What is in this article?:
- California grape acreage smallest in 13 years
- Aggressive buying from wineries
- Reduced acreage means improved prices.
- Non-bearing acreage lowest since 1993.
- Almonds, pistachios, pomegranates and other horticultural crops have taken grape acreage.
Aggressive buying from wineries
The decline in inventories and increasing overall wine sales are translating to aggressive buying from wineries for 2010 wine grapes, especially for San Joaquin Valley wine grapes, according to Nat DiBuduo, president of Allied Grape Growers, the state’s largest wine grape marketing cooperative.
“Wineries are very active … much more active in March than the last 10 years,” DiBuduo said. There are reports of winery contracts being offered to plant new vineyards. However, it remains to be seen how many growers, burned by years of market malaise, will respond to offers.
“From Lodi south, demand is better for wine grapes, especially for red wine grapes,” he said. Prices are better than last year.
The premium wine grape area of the North Coast is only attracting “tire kickers” but no price offerings, he said. However, there are more inquiries now from wineries for wine grapes from Mendocino and Lake counties than there were for grapes from the same area at harvest time last year.
DiBuduo did not have details on the Central Coast market, but there are reports of stronger demand there. However, the president of Allied said the Central Valley will recover economically faster than the coastal wine grape producing areas.
“I am bullish about wine grape prices this year after being down for so many years.

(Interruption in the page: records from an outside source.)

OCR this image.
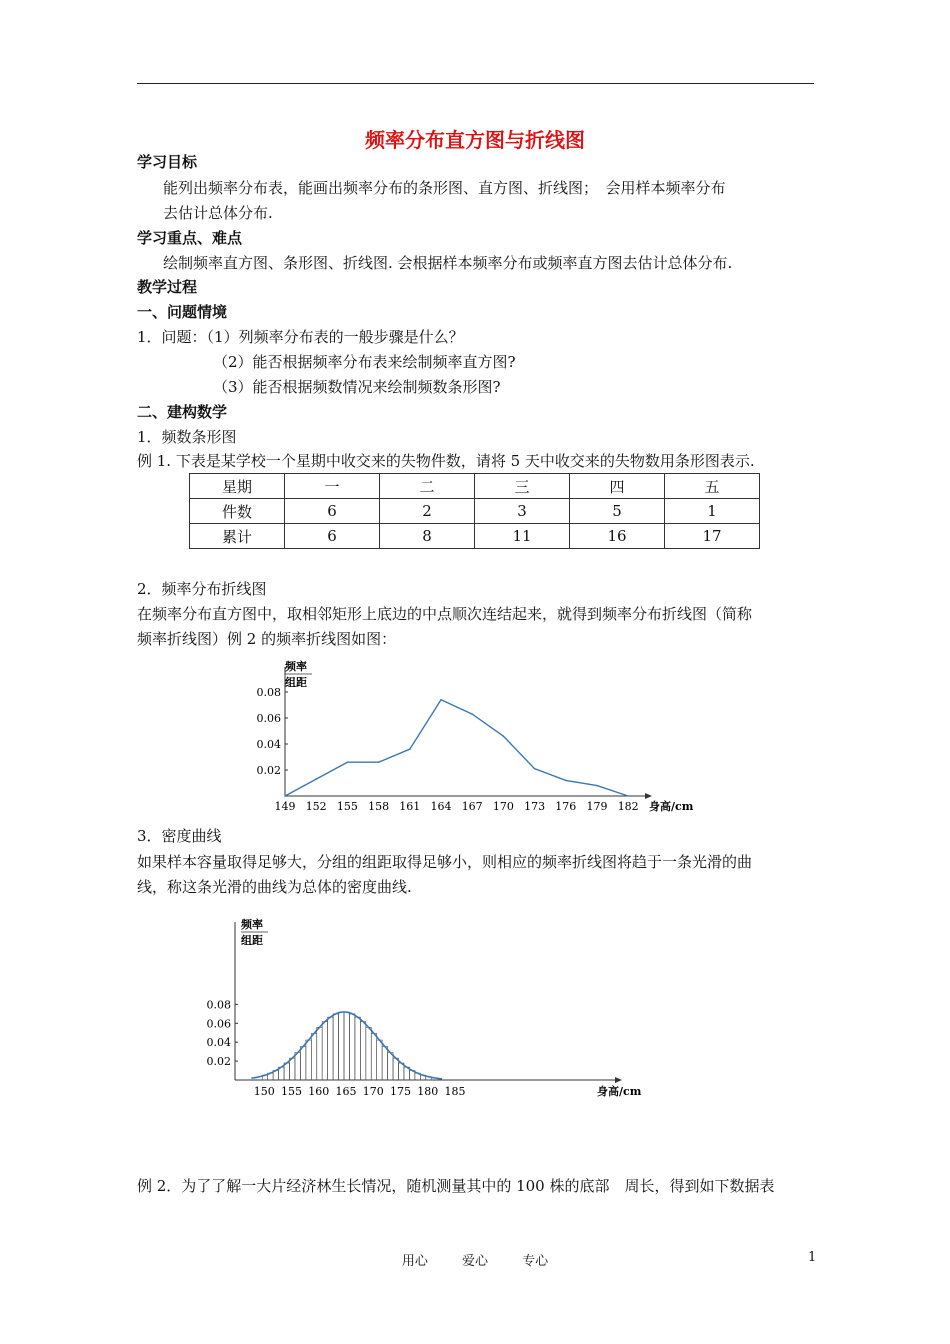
频率分布直方图与折线图
学习目标
能列出频率分布表，能画出频率分布的条形图、直方图、折线图；　会用样本频率分布
去估计总体分布.
学习重点、难点
绘制频率直方图、条形图、折线图. 会根据样本频率分布或频率直方图去估计总体分布.
教学过程
一、问题情境
1．问题：（1）列频率分布表的一般步骤是什么？
（2）能否根据频率分布表来绘制频率直方图?
（3）能否根据频数情况来绘制频数条形图?
二、建构数学
1．频数条形图
例 1. 下表是某学校一个星期中收交来的失物件数，请将 5 天中收交来的失物数用条形图表示.
星期	一	二	三	四	五
件数	6	2	3	5	1
累计	6	8	11	16	17
2．频率分布折线图
在频率分布直方图中，取相邻矩形上底边的中点顺次连结起来，就得到频率分布折线图（简称
频率折线图）例 2 的频率折线图如图：
频率
组距
0.02
0.04
0.06
0.08
149 152 155 158 161 164 167 170 173 176 179 182 身高/cm
3．密度曲线
如果样本容量取得足够大，分组的组距取得足够小，则相应的频率折线图将趋于一条光滑的曲
线，称这条光滑的曲线为总体的密度曲线.
频率
组距
0.02
0.04
0.06
0.08
150 155 160 165 170 175 180 185	身高/cm
例 2．为了了解一大片经济林生长情况，随机测量其中的 100 株的底部　周长，得到如下数据表
用心 爱心 专心	1
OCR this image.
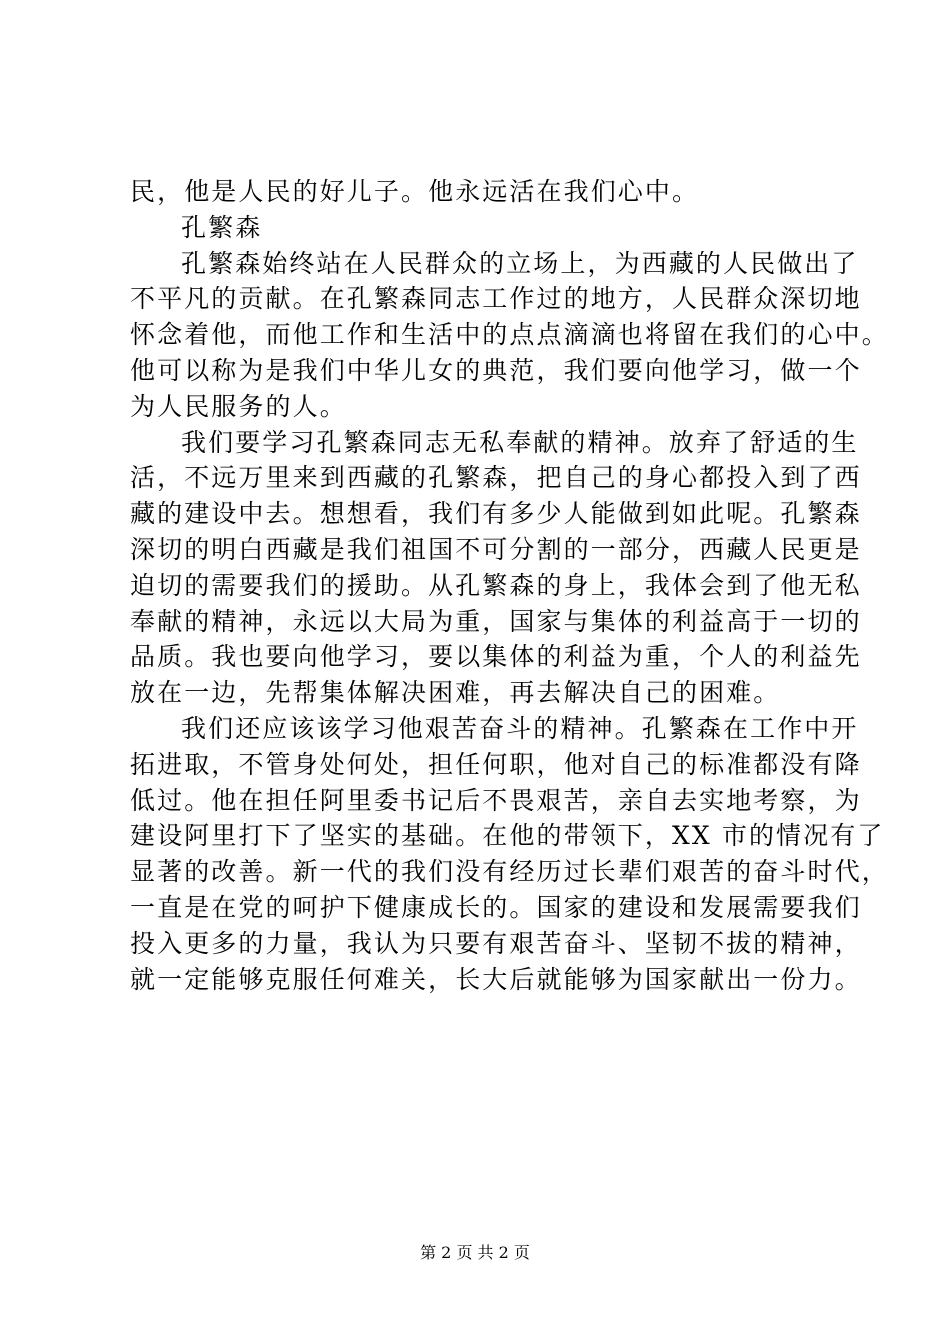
民，他是人民的好儿子。他永远活在我们心中。
孔繁森
孔繁森始终站在人民群众的立场上，为西藏的人民做出了
不平凡的贡献。在孔繁森同志工作过的地方，人民群众深切地
怀念着他，而他工作和生活中的点点滴滴也将留在我们的心中。
他可以称为是我们中华儿女的典范，我们要向他学习，做一个
为人民服务的人。
我们要学习孔繁森同志无私奉献的精神。放弃了舒适的生
活，不远万里来到西藏的孔繁森，把自己的身心都投入到了西
藏的建设中去。想想看，我们有多少人能做到如此呢。孔繁森
深切的明白西藏是我们祖国不可分割的一部分，西藏人民更是
迫切的需要我们的援助。从孔繁森的身上，我体会到了他无私
奉献的精神，永远以大局为重，国家与集体的利益高于一切的
品质。我也要向他学习，要以集体的利益为重，个人的利益先
放在一边，先帮集体解决困难，再去解决自己的困难。
我们还应该该学习他艰苦奋斗的精神。孔繁森在工作中开
拓进取，不管身处何处，担任何职，他对自己的标准都没有降
低过。他在担任阿里委书记后不畏艰苦，亲自去实地考察，为
建设阿里打下了坚实的基础。在他的带领下，XX 市的情况有了
显著的改善。新一代的我们没有经历过长辈们艰苦的奋斗时代，
一直是在党的呵护下健康成长的。国家的建设和发展需要我们
投入更多的力量，我认为只要有艰苦奋斗、坚韧不拔的精神，
就一定能够克服任何难关，长大后就能够为国家献出一份力。
第 2 页 共 2 页
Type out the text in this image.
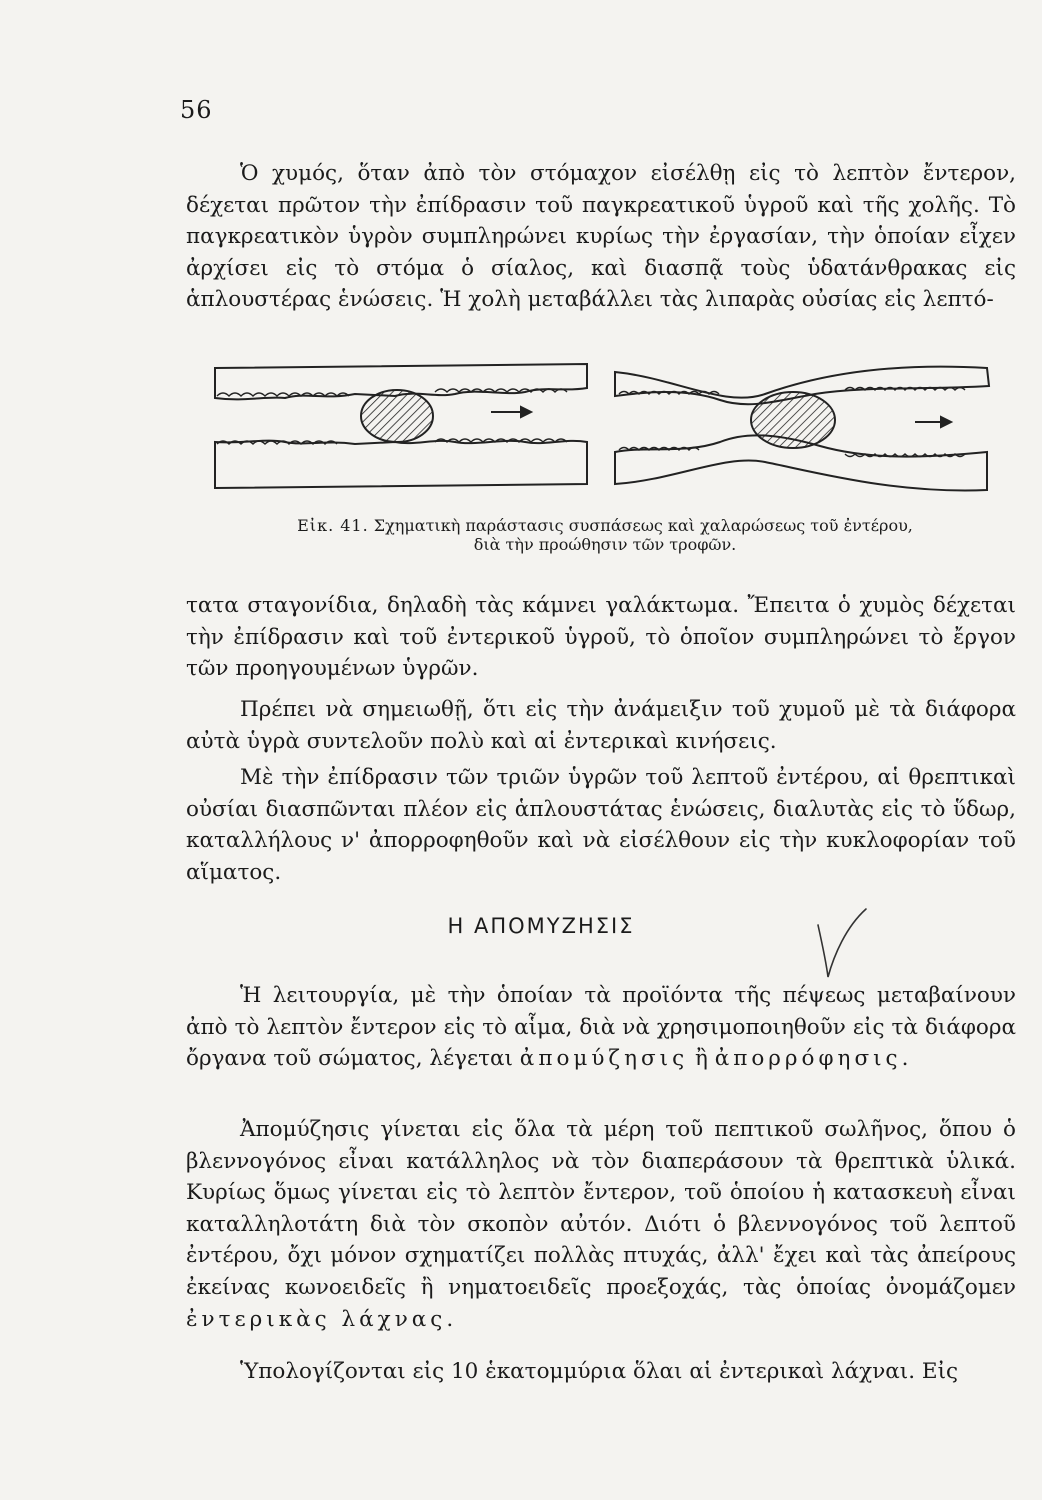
56

Ὁ χυμός, ὅταν ἀπὸ τὸν στόμαχον εἰσέλθῃ εἰς τὸ λεπτὸν ἔντερον, δέχεται πρῶτον τὴν ἐπίδρασιν τοῦ παγκρεατικοῦ ὑγροῦ καὶ τῆς χολῆς. Τὸ παγκρεατικὸν ὑγρὸν συμπληρώνει κυρίως τὴν ἐργασίαν, τὴν ὁποίαν εἶχεν ἀρχίσει εἰς τὸ στόμα ὁ σίαλος, καὶ διασπᾷ τοὺς ὑδατάνθρακας εἰς ἁπλουστέρας ἑνώσεις. Ἡ χολὴ μεταβάλλει τὰς λιπαρὰς οὐσίας εἰς λεπτό-

Εἰκ. 41. Σχηματικὴ παράστασις συσπάσεως καὶ χαλαρώσεως τοῦ ἐντέρου,
διὰ τὴν προώθησιν τῶν τροφῶν.

τατα σταγονίδια, δηλαδὴ τὰς κάμνει γαλάκτωμα. Ἔπειτα ὁ χυμὸς δέχεται τὴν ἐπίδρασιν καὶ τοῦ ἐντερικοῦ ὑγροῦ, τὸ ὁποῖον συμπληρώνει τὸ ἔργον τῶν προηγουμένων ὑγρῶν.

Πρέπει νὰ σημειωθῇ, ὅτι εἰς τὴν ἀνάμειξιν τοῦ χυμοῦ μὲ τὰ διάφορα αὐτὰ ὑγρὰ συντελοῦν πολὺ καὶ αἱ ἐντερικαὶ κινήσεις.

Μὲ τὴν ἐπίδρασιν τῶν τριῶν ὑγρῶν τοῦ λεπτοῦ ἐντέρου, αἱ θρεπτικαὶ οὐσίαι διασπῶνται πλέον εἰς ἁπλουστάτας ἑνώσεις, διαλυτὰς εἰς τὸ ὕδωρ, καταλλήλους ν' ἀπορροφηθοῦν καὶ νὰ εἰσέλθουν εἰς τὴν κυκλοφορίαν τοῦ αἵματος.

Η ΑΠΟΜΥΖΗΣΙΣ

Ἡ λειτουργία, μὲ τὴν ὁποίαν τὰ προϊόντα τῆς πέψεως μεταβαίνουν ἀπὸ τὸ λεπτὸν ἔντερον εἰς τὸ αἷμα, διὰ νὰ χρησιμοποιηθοῦν εἰς τὰ διάφορα ὄργανα τοῦ σώματος, λέγεται ἀπομύζησις ἢ ἀπορρόφησις.

Ἀπομύζησις γίνεται εἰς ὅλα τὰ μέρη τοῦ πεπτικοῦ σωλῆνος, ὅπου ὁ βλεννογόνος εἶναι κατάλληλος νὰ τὸν διαπεράσουν τὰ θρεπτικὰ ὑλικά. Κυρίως ὅμως γίνεται εἰς τὸ λεπτὸν ἔντερον, τοῦ ὁποίου ἡ κατασκευὴ εἶναι καταλληλοτάτη διὰ τὸν σκοπὸν αὐτόν. Διότι ὁ βλεννογόνος τοῦ λεπτοῦ ἐντέρου, ὄχι μόνον σχηματίζει πολλὰς πτυχάς, ἀλλ' ἔχει καὶ τὰς ἀπείρους ἐκείνας κωνοειδεῖς ἢ νηματοειδεῖς προεξοχάς, τὰς ὁποίας ὀνομάζομεν ἐντερικὰς λάχνας.

Ὑπολογίζονται εἰς 10 ἑκατομμύρια ὅλαι αἱ ἐντερικαὶ λάχναι. Εἰς
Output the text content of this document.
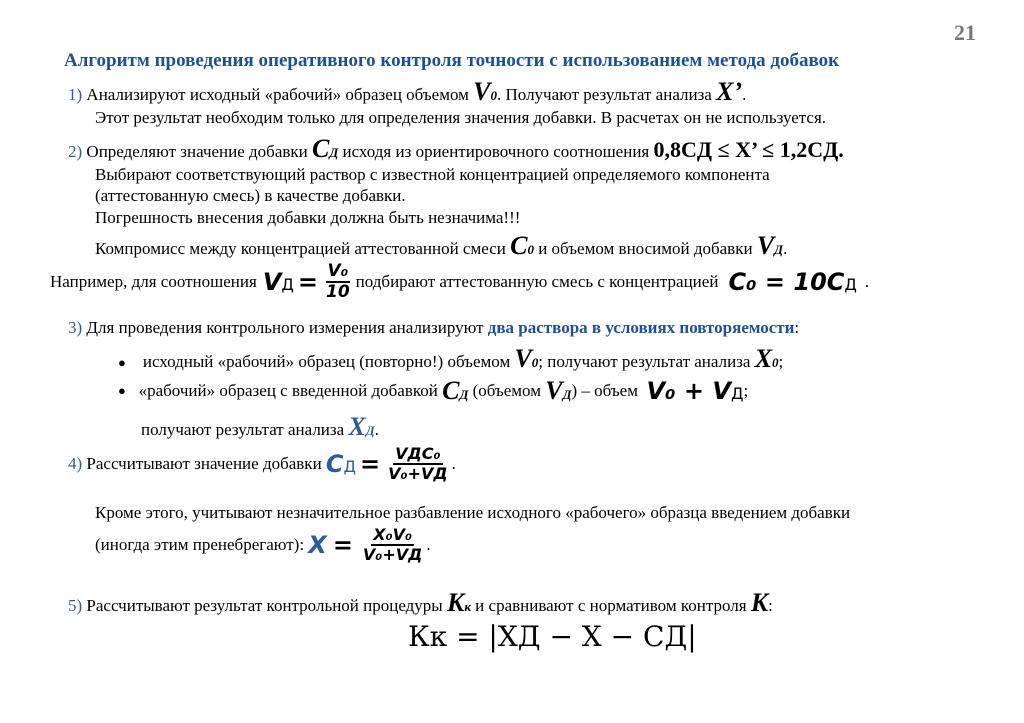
21
Алгоритм проведения оперативного контроля точности с использованием метода добавок
1) Анализируют исходный «рабочий» образец объемом V0. Получают результат анализа X’.
Этот результат необходим только для определения значения добавки. В расчетах он не используется.
2) Определяют значение добавки CД исходя из ориентировочного соотношения 0,8CД ≤ X’ ≤ 1,2CД.
Выбирают соответствующий раствор с известной концентрацией определяемого компонента
(аттестованную смесь) в качестве добавки.
Погрешность внесения добавки должна быть незначима!!!
Компромисс между концентрацией аттестованной смеси C0 и объемом вносимой добавки VД.
Например, для соотношения VД = $\frac{\text{V₀}}{10}$ подбирают аттестованную смесь с концентрацией C₀ = 10CД .
3) Для проведения контрольного измерения анализируют два раствора в условиях повторяемости:
● исходный «рабочий» образец (повторно!) объемом V0; получают результат анализа X0;
●
«рабочий» образец с введенной добавкой
CД
(объемом
VД ) – объем
V₀ + VД ;
получают результат анализа XД.
4)
Рассчитывают значение добавки
CД = $\frac{\text{VДC₀}}{\text{V₀+VД}}$ .
Кроме этого, учитывают незначительное разбавление исходного «рабочего» образца введением добавки
(иногда этим пренебрегают):
$X = \frac{\text{X₀V₀}}{\text{V₀+VД}}$ .
5) Рассчитывают результат контрольной процедуры Kк и сравнивают с нормативом контроля K:
Кк = |ХД − Х − СД|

We should be having a good year,” he said.
A huge 2010 crop could derail DiBuduo’s optimism. “We had a large crop last year, yet so far we are still seeing interest from wineries for grapes this year,” he added.
Growers in some areas are expecting a smaller crop in 2010 because weather conditions last year during fruit bud differentiation for 2010 fruiting buds were not ideal.
However, it is “still too early — we are barely at bud break” this season to make a firm prediction about less fruitful vines this year, said DiBuduo.
DiBuduo bemoaned the fact that continued pressure from imports could take the shine off the 2010 crop. According to the Gomberg-Fredrikson Report, bulk imports are down, but there are more bottled imports coming into the U.S, often imported by California wineries.
“You have to be aware of the total global market — not just bulk wine but bottled wine as well — to understand this local California market,” he added.
“The signs are for a good year. I just hope there is no rain on our parade. Right now at least there is a little more light coming out of the end of the tunnel,” he added.